LE COMITÉ CONTRE LA TORTURE ENTAME L'EXAMEN DU RAPPORT D'ISRAËL

20 Novembre 2001



CAT
27ème session
20 novembre 2001
Matin




La délégation indique que la Cour suprême a
interdit en 1999 toute forme de menace physique
pendant les interrogatoires



Le Comité contre la torture a entamé, ce matin, l'examen du troisième rapport périodique d'Israël sur les mesures prises par ce pays pour se conformer aux dispositions de la Convention contre la torture et autres peines ou traitements cruels, inhumains ou dégradants.

Présentant le rapport d'Israël, M. Yaakov Levy, Représentant permanent d'Israël auprès de l'Office des Nations Unies à Genève, a attiré l'attention du Comité sur la décision de la Cour suprême de 1999 qui a interdit toute forme de menace physique pendant les interrogatoires, décision prise moins de 18 heures après l'explosion de deux bombes à Haïfa et Tibériade. Il a également mentionné la décision prise par la Cour suprême en avril 2000 de faire libérer tous les prisonniers libanais sauf ceux qui représentaient une menace pour la sécurité d'Israël.

La délégation israélienne est également composée de M. Tuvia Israeli, Représentant permanent adjoint; de M. Yehuda Shaffer, Procureur adjoint; et de Mme Ady Schonmann, Conseillère aux droits de l'homme auprès du Ministère des affaires étrangères.

Le rapporteur du Comité pour l'examen du rapport d'Israël, M. Peter Thomas Burns, a assuré la délégation israélienne que le Comité contre la torture était parfaitement conscient de la situation difficile à laquelle Israël se trouve confronté en raison des attaques dont il fait l'objet. Il a indiqué que la libération des détenus libanais est un pas en avant, mais il a néanmoins regretté que la détention administrative n'ait pas encore été abolie et donne aux autorités administratives le droit de détenir une personne au secret pendant plus de huit mois.

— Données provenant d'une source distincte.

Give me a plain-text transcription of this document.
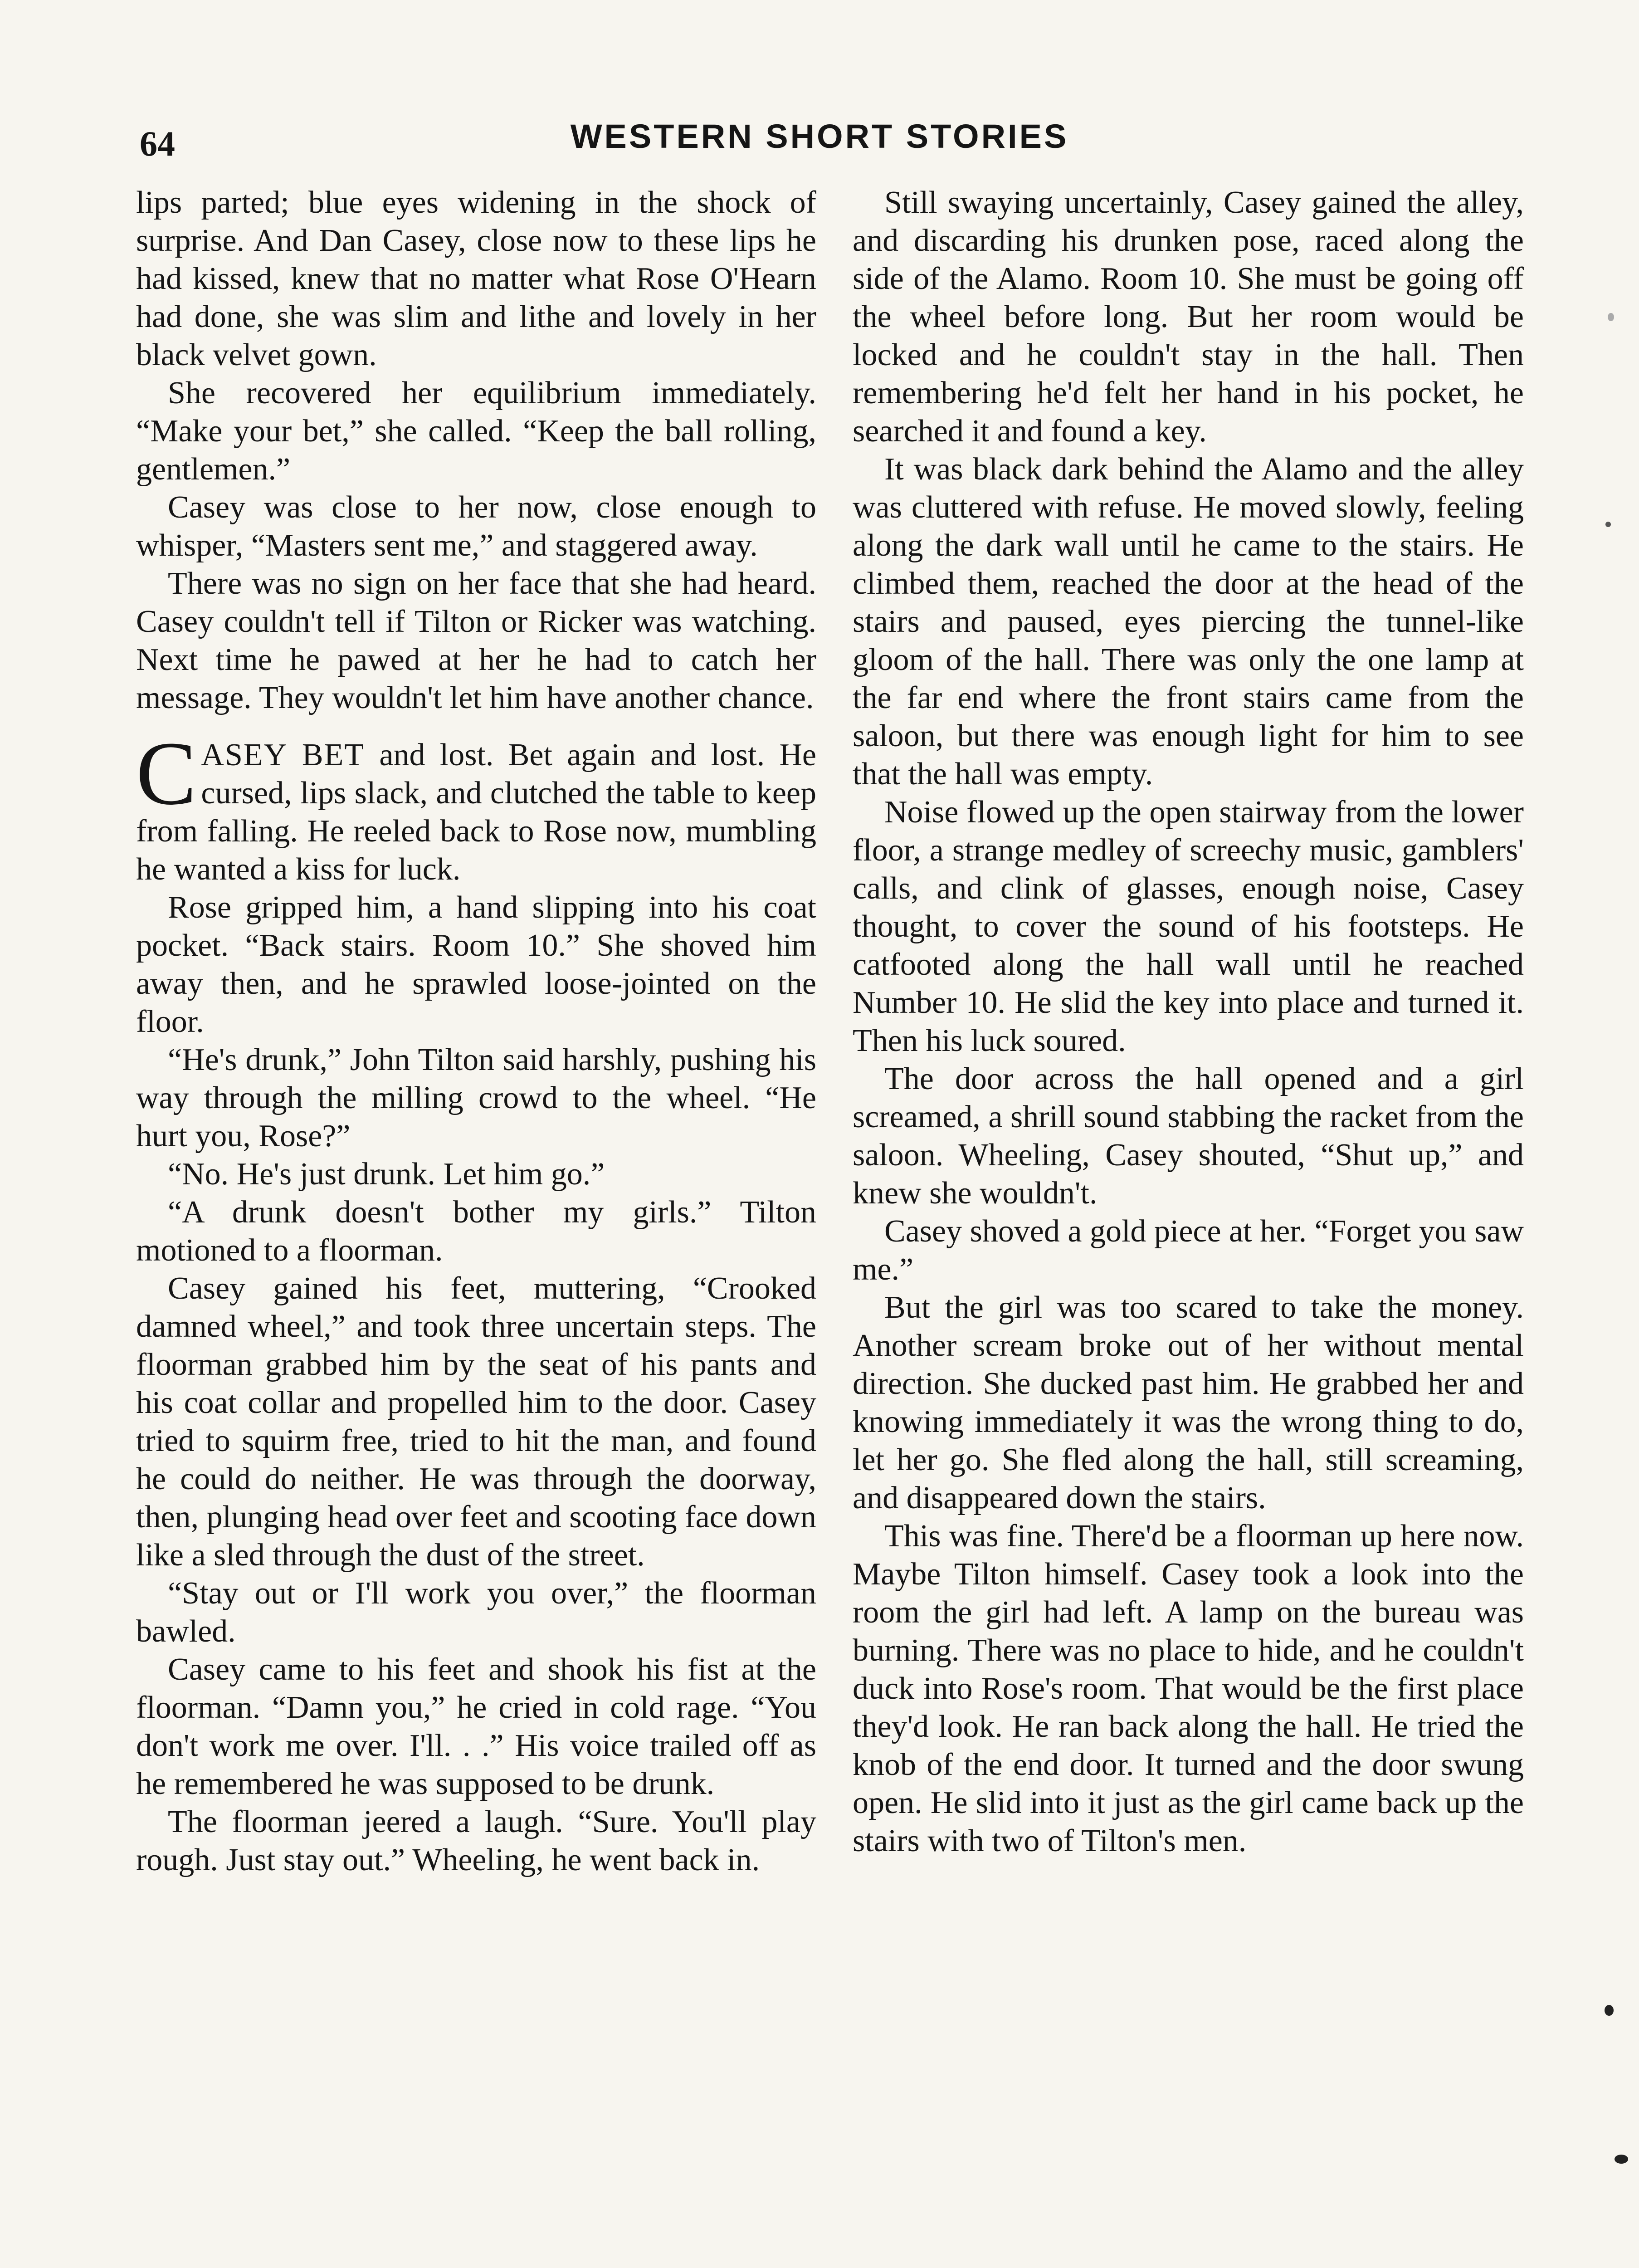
64	WESTERN SHORT STORIES

lips parted; blue eyes widening in the shock of surprise. And Dan Casey, close now to these lips he had kissed, knew that no matter what Rose O'Hearn had done, she was slim and lithe and lovely in her black velvet gown.

She recovered her equilibrium immediately. “Make your bet,” she called. “Keep the ball rolling, gentlemen.”

Casey was close to her now, close enough to whisper, “Masters sent me,” and staggered away.

There was no sign on her face that she had heard. Casey couldn't tell if Tilton or Ricker was watching. Next time he pawed at her he had to catch her message. They wouldn't let him have another chance.

CASEY BET and lost. Bet again and lost. He cursed, lips slack, and clutched the table to keep from falling. He reeled back to Rose now, mumbling he wanted a kiss for luck.

Rose gripped him, a hand slipping into his coat pocket. “Back stairs. Room 10.” She shoved him away then, and he sprawled loose-jointed on the floor.

“He's drunk,” John Tilton said harshly, pushing his way through the milling crowd to the wheel. “He hurt you, Rose?”

“No. He's just drunk. Let him go.”

“A drunk doesn't bother my girls.” Tilton motioned to a floorman.

Casey gained his feet, muttering, “Crooked damned wheel,” and took three uncertain steps. The floorman grabbed him by the seat of his pants and his coat collar and propelled him to the door. Casey tried to squirm free, tried to hit the man, and found he could do neither. He was through the doorway, then, plunging head over feet and scooting face down like a sled through the dust of the street.

“Stay out or I'll work you over,” the floorman bawled.

Casey came to his feet and shook his fist at the floorman. “Damn you,” he cried in cold rage. “You don't work me over. I'll. . .” His voice trailed off as he remembered he was supposed to be drunk.

The floorman jeered a laugh. “Sure. You'll play rough. Just stay out.” Wheeling, he went back in.

Still swaying uncertainly, Casey gained the alley, and discarding his drunken pose, raced along the side of the Alamo. Room 10. She must be going off the wheel before long. But her room would be locked and he couldn't stay in the hall. Then remembering he'd felt her hand in his pocket, he searched it and found a key.

It was black dark behind the Alamo and the alley was cluttered with refuse. He moved slowly, feeling along the dark wall until he came to the stairs. He climbed them, reached the door at the head of the stairs and paused, eyes piercing the tunnel-like gloom of the hall. There was only the one lamp at the far end where the front stairs came from the saloon, but there was enough light for him to see that the hall was empty.

Noise flowed up the open stairway from the lower floor, a strange medley of screechy music, gamblers' calls, and clink of glasses, enough noise, Casey thought, to cover the sound of his footsteps. He catfooted along the hall wall until he reached Number 10. He slid the key into place and turned it. Then his luck soured.

The door across the hall opened and a girl screamed, a shrill sound stabbing the racket from the saloon. Wheeling, Casey shouted, “Shut up,” and knew she wouldn't.

Casey shoved a gold piece at her. “Forget you saw me.”

But the girl was too scared to take the money. Another scream broke out of her without mental direction. She ducked past him. He grabbed her and knowing immediately it was the wrong thing to do, let her go. She fled along the hall, still screaming, and disappeared down the stairs.

This was fine. There'd be a floorman up here now. Maybe Tilton himself. Casey took a look into the room the girl had left. A lamp on the bureau was burning. There was no place to hide, and he couldn't duck into Rose's room. That would be the first place they'd look. He ran back along the hall. He tried the knob of the end door. It turned and the door swung open. He slid into it just as the girl came back up the stairs with two of Tilton's men.
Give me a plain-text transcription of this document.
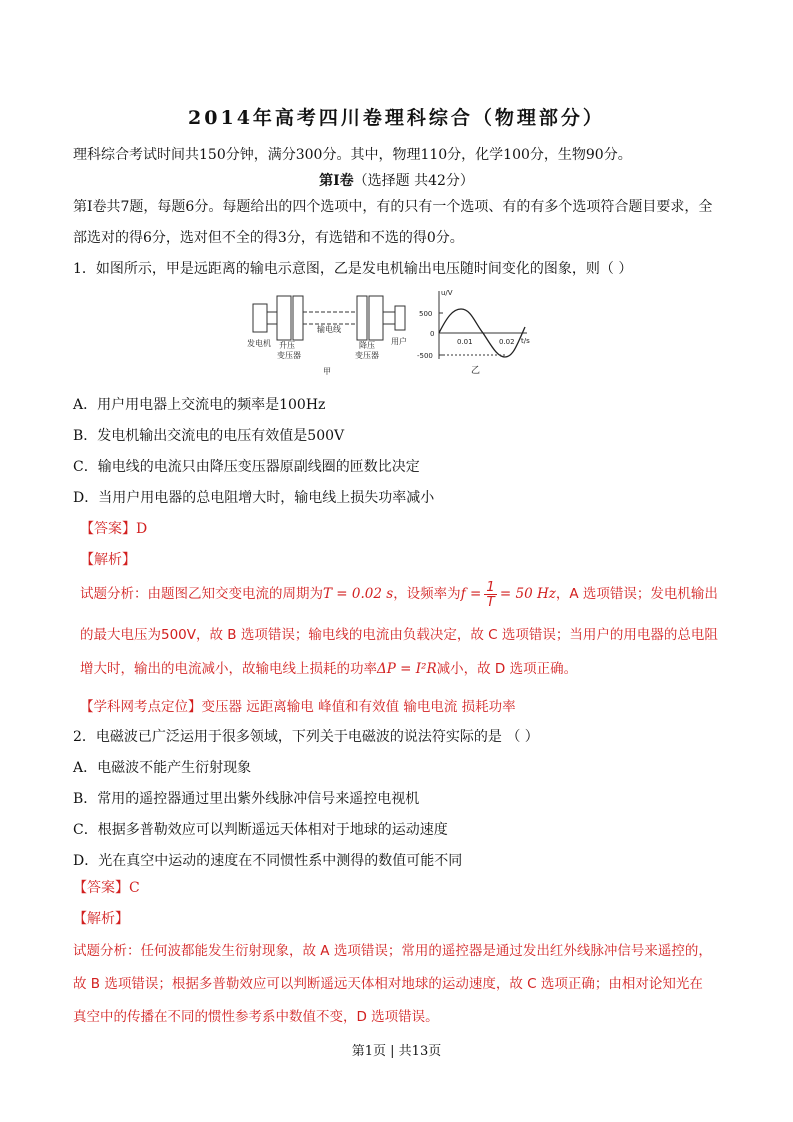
2014年高考四川卷理科综合（物理部分）
理科综合考试时间共150分钟，满分300分。其中，物理110分，化学100分，生物90分。
第I卷（选择题 共42分）
第I卷共7题，每题6分。每题给出的四个选项中，有的只有一个选项、有的有多个选项符合题目要求，全
部选对的得6分，选对但不全的得3分，有选错和不选的得0分。
1．如图所示，甲是远距离的输电示意图，乙是发电机输出电压随时间变化的图象，则（ ）
发电机 升压
变压器
输电线
降压
变压器
用户
甲
u/V
t/s
500
0
-500
0.01	0.02
乙
A．用户用电器上交流电的频率是100Hz
B．发电机输出交流电的电压有效值是500V
C．输电线的电流只由降压变压器原副线圈的匝数比决定
D．当用户用电器的总电阻增大时，输电线上损失功率减小
【答案】D
【解析】
试题分析：由题图乙知交变电流的周期为T = 0.02 s，设频率为$f = \frac{1}{T} = 50$ Hz，A 选项错误；发电机输出
的最大电压为500V，故 B 选项错误；输电线的电流由负载决定，故 C 选项错误；当用户的用电器的总电阻
增大时，输出的电流减小，故输电线上损耗的功率ΔP = I²R减小，故 D 选项正确。
【学科网考点定位】变压器 远距离输电 峰值和有效值 输电电流 损耗功率
2．电磁波已广泛运用于很多领域，下列关于电磁波的说法符实际的是 （ ）
A．电磁波不能产生衍射现象
B．常用的遥控器通过里出紫外线脉冲信号来遥控电视机
C．根据多普勒效应可以判断遥远天体相对于地球的运动速度
D．光在真空中运动的速度在不同惯性系中测得的数值可能不同
【答案】C
【解析】
试题分析：任何波都能发生衍射现象，故 A 选项错误；常用的遥控器是通过发出红外线脉冲信号来遥控的，
故 B 选项错误；根据多普勒效应可以判断遥远天体相对地球的运动速度，故 C 选项正确；由相对论知光在
真空中的传播在不同的惯性参考系中数值不变，D 选项错误。
第1页 | 共13页
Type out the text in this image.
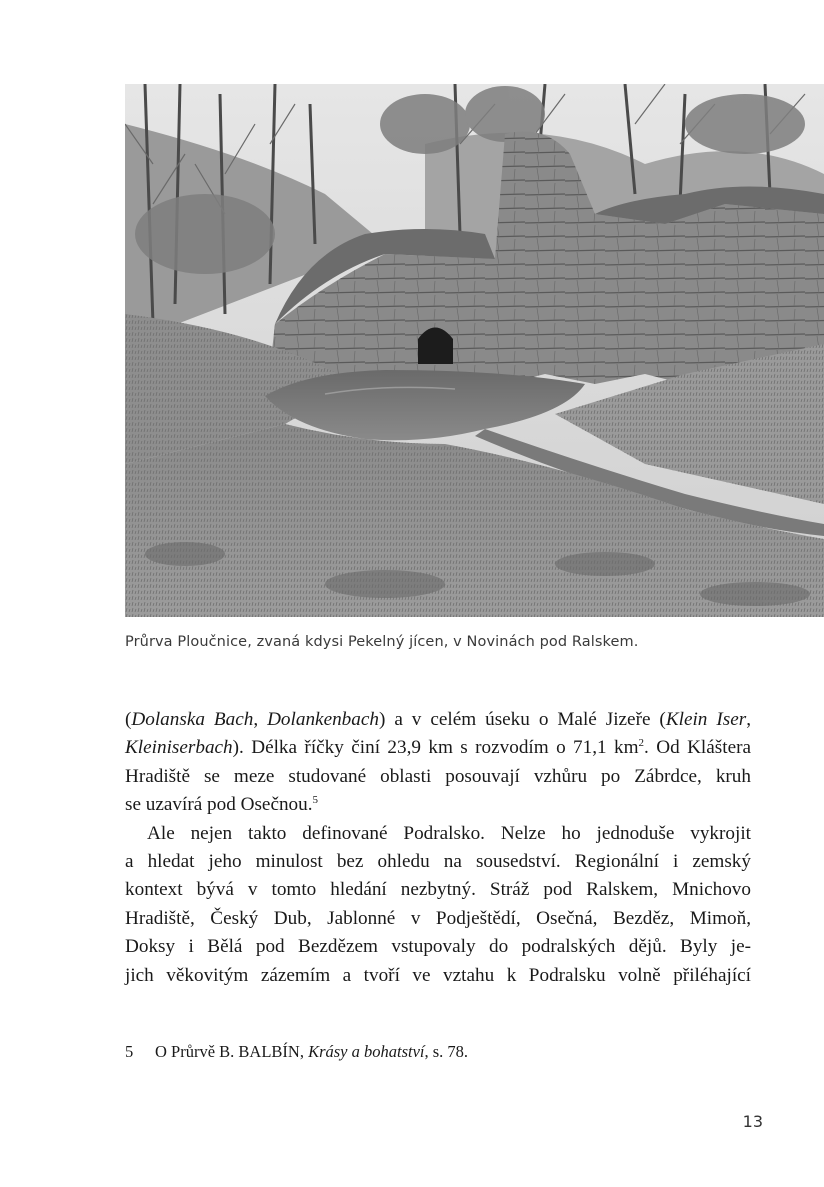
Průrva Ploučnice, zvaná kdysi Pekelný jícen, v Novinách pod Ralskem.
(Dolanska Bach, Dolankenbach) a v celém úseku o Malé Jizeře (Klein Iser,
Kleiniserbach). Délka říčky činí 23,9 km s rozvodím o 71,1 $km^2$. Od Kláštera
Hradiště se meze studované oblasti posouvají vzhůru po Zábrdce, kruh
se uzavírá pod Osečnou.$^5$
Ale nejen takto definované Podralsko. Nelze ho jednoduše vykrojit
a hledat jeho minulost bez ohledu na sousedství. Regionální i zemský
kontext bývá v tomto hledání nezbytný. Stráž pod Ralskem, Mnichovo
Hradiště, Český Dub, Jablonné v Podještědí, Osečná, Bezděz, Mimoň,
Doksy i Bělá pod Bezdězem vstupovaly do podralských dějů. Byly je-
jich věkovitým zázemím a tvoří ve vztahu k Podralsku volně přiléhající
5 O Průrvě B. BALBÍN, Krásy a bohatství, s. 78.
13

Alexander Yakovlev, corapporteur pour l'examen du rapport d'Israël, a exprimé sa préoccupation s'agissant des allégations selon lesquelles les enquêteurs procédant aux interrogatoires se couvrent le visage et ne déclinent pas leur identité, ce qui rend difficile pour les personnes subissant l'interrogatoire de porter plainte pour le traitement qui leur est infligé.

Le Comité poursuivra l'examen du rapport d'Israël demain après-midi, à partir de 15h30. Il entendra alors les réponses de la délégation indonésienne aux questions qui lui ont été adressées ce matin. Cet après-midi, à 15 heures, le Comité entendra les réponses de la délégation zambienne aux questions posées par le Comité hier matin.


Présentation du rapport d'Israël

Le troisième rapport périodique d'Israël (CAT/C/54/Add.1), en date du 4 juillet 2001, indique que le fait nouveau le plus important depuis la soumission du précédent rapport périodique est l'arrêt rendu en septembre 1999 par la Cour suprême d'Israël concernant les méthodes d'enquête de l'Agence israélienne de sécurité. Siégeant en formation de jugement, la Cour était saisie se sept requêtes distinctes contestant les méthodes utilisées par le Service général de sécurité (ainsi appelé à l'époque) lors des interrogatoires de personnes soupçonnées de terrorisme. La décision a d'autant plus de poids que l'affaire a été jugée par une formation élargie composée de neuf magistrats de la Cour suprême. Dans sa décision rendue à l'unanimité, la Cour a statué que les méthodes d'interrogatoire dénoncées ne constituent pas des actes de torture, telle qu'elle est définie dans la Convention, mais que le Service de sécurité n'est pas autorisé à user de certaines méthodes d'investigation faisant appel à l'exercice de pressions physiques modérées, considérant que ces méthodes sont contraires à la loi israélienne.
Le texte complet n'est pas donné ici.